From dialogue to polarization: An American circle of friends in crisis

Where should we move when Trump wins? I had coffee with Danish Americans in Pennsylvania.

They are deeply concerned that Trump will win, but they also fear the violence that will follow if he loses.

They have all considered moving to another country if Trump wins. It could be Mexico to be close to their children, Spain, or another European country. Denmark is not an option for them due to its strict immigration rules.

“Here we are immigrants, but in our own country we are not even welcome.” We sometimes forget how unfair our immigration rules are.

They have friends who are also immigrants whose safety they fear for if Trump loses.

Their friends have started transferring money abroad in case they need to relocate.

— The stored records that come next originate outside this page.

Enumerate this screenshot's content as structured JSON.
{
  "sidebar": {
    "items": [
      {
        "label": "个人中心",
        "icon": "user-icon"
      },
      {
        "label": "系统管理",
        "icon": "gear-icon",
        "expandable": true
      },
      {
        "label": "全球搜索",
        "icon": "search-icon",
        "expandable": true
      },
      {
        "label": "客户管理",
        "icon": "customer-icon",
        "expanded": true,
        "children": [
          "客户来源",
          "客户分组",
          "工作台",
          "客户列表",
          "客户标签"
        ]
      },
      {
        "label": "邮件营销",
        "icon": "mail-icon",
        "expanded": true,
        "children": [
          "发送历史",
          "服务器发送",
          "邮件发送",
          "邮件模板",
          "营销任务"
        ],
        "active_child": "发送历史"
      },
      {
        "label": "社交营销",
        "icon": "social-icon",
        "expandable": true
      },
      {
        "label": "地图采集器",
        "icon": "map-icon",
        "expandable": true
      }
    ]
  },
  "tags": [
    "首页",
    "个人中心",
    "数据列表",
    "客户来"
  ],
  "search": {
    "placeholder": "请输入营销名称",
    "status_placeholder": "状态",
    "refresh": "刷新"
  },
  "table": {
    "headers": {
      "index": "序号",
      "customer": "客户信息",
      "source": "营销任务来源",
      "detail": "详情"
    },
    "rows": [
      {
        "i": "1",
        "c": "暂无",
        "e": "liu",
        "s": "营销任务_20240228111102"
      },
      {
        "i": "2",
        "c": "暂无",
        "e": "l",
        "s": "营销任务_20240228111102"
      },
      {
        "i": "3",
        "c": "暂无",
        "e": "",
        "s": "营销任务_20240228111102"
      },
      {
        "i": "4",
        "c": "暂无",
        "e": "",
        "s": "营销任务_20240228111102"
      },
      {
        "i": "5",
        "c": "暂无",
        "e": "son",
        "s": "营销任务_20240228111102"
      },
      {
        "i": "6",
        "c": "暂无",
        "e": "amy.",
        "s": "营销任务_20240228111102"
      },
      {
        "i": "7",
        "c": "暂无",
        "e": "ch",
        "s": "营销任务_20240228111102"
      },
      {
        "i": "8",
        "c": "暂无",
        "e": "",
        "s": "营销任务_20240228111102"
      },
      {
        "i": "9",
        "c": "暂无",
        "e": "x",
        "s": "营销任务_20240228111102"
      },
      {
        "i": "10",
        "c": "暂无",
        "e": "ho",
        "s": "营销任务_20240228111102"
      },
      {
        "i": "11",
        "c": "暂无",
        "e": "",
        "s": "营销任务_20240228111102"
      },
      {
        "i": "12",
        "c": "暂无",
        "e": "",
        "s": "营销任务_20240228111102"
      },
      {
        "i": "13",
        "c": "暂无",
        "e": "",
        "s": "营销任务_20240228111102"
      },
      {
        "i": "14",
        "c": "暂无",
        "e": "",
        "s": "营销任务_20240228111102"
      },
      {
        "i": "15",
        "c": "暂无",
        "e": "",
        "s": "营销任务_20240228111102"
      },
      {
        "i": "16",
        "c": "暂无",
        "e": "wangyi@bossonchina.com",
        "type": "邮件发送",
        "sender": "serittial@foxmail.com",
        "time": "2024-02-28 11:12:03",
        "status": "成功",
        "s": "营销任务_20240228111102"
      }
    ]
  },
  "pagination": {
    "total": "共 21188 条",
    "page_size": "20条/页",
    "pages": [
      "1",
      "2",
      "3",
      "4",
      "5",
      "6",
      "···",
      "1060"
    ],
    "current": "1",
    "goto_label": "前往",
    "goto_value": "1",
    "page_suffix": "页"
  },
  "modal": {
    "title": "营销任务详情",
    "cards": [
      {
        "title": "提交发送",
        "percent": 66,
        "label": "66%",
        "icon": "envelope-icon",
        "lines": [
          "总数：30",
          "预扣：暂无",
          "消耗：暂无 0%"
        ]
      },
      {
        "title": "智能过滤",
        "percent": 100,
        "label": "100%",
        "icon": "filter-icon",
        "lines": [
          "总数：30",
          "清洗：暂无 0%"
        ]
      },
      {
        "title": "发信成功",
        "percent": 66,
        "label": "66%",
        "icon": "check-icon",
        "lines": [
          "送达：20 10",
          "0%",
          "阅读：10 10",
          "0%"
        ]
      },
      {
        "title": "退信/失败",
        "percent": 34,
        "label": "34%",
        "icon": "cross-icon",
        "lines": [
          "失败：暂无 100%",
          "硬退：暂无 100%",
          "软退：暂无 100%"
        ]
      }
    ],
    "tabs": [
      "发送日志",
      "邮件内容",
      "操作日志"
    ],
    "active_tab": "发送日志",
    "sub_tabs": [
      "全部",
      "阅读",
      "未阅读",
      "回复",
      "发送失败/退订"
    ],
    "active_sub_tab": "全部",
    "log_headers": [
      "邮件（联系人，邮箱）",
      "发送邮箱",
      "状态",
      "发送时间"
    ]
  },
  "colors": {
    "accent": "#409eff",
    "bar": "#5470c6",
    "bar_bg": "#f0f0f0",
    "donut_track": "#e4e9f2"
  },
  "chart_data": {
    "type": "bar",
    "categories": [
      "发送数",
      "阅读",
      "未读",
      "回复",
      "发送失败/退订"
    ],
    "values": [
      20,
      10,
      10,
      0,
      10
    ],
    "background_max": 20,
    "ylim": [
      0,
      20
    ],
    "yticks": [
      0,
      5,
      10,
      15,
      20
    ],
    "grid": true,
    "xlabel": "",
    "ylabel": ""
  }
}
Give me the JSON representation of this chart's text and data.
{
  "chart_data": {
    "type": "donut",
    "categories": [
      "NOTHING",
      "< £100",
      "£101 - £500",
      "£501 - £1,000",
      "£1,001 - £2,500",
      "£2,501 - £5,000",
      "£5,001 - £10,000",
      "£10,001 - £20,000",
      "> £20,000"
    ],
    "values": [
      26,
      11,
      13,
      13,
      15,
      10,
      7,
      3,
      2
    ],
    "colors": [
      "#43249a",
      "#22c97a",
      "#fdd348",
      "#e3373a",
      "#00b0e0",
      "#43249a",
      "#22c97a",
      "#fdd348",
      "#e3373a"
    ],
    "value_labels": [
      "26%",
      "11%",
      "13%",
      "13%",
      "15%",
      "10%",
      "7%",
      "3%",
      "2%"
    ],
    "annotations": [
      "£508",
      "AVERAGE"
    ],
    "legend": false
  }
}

I am shocked by how uncertain they feel about the future. I ask them where this uncertainty comes from. They tell me that there have always been two parties in the US, and both parties have had extremes. But the middle ground has always been able to talk to each other. That is no longer the case. Dialogue has been replaced by anger, suspicion, and fighting over facts.

They are particularly concerned about fake news. Many people believe in conspiracy theories. Established media outlets have lost credibility. Everyone has become an expert on social media, where they spread fake news.

For example, they talk about how some Republicans believe that Democrats are responsible for hurricanes. How can you argue against such grotesque claims, one of them asks.

I become completely absorbed by their frustration, and finally I pull myself together and ask if they themselves could build bridges to some of their Republican friends/colleagues.

The answer comes promptly from one of them: "This is not the time for bridges." But if not now, then when? I ask. We talk at length about personal responsibility for dialogue, what echo chambers do to prejudice and polarization.

There is complete silence. "I will never discuss politics with my Republican friends again. Otherwise, the last remaining connection will also disappear," says one of them.

When I leave there, I feel so sad about how serious the polarization in the US is.

I can't help thinking about my conversation with Professor Kenneth Gergen earlier this week, who said that it's not enough to bring people together. Dialogue must be supported and structured. We need help to build communities of shared values before we talk about what divides us.

Many thanks to my dear Danish-Americans for taking the time to educate me. I sincerely hope that the sun will shine on you and the country you live in.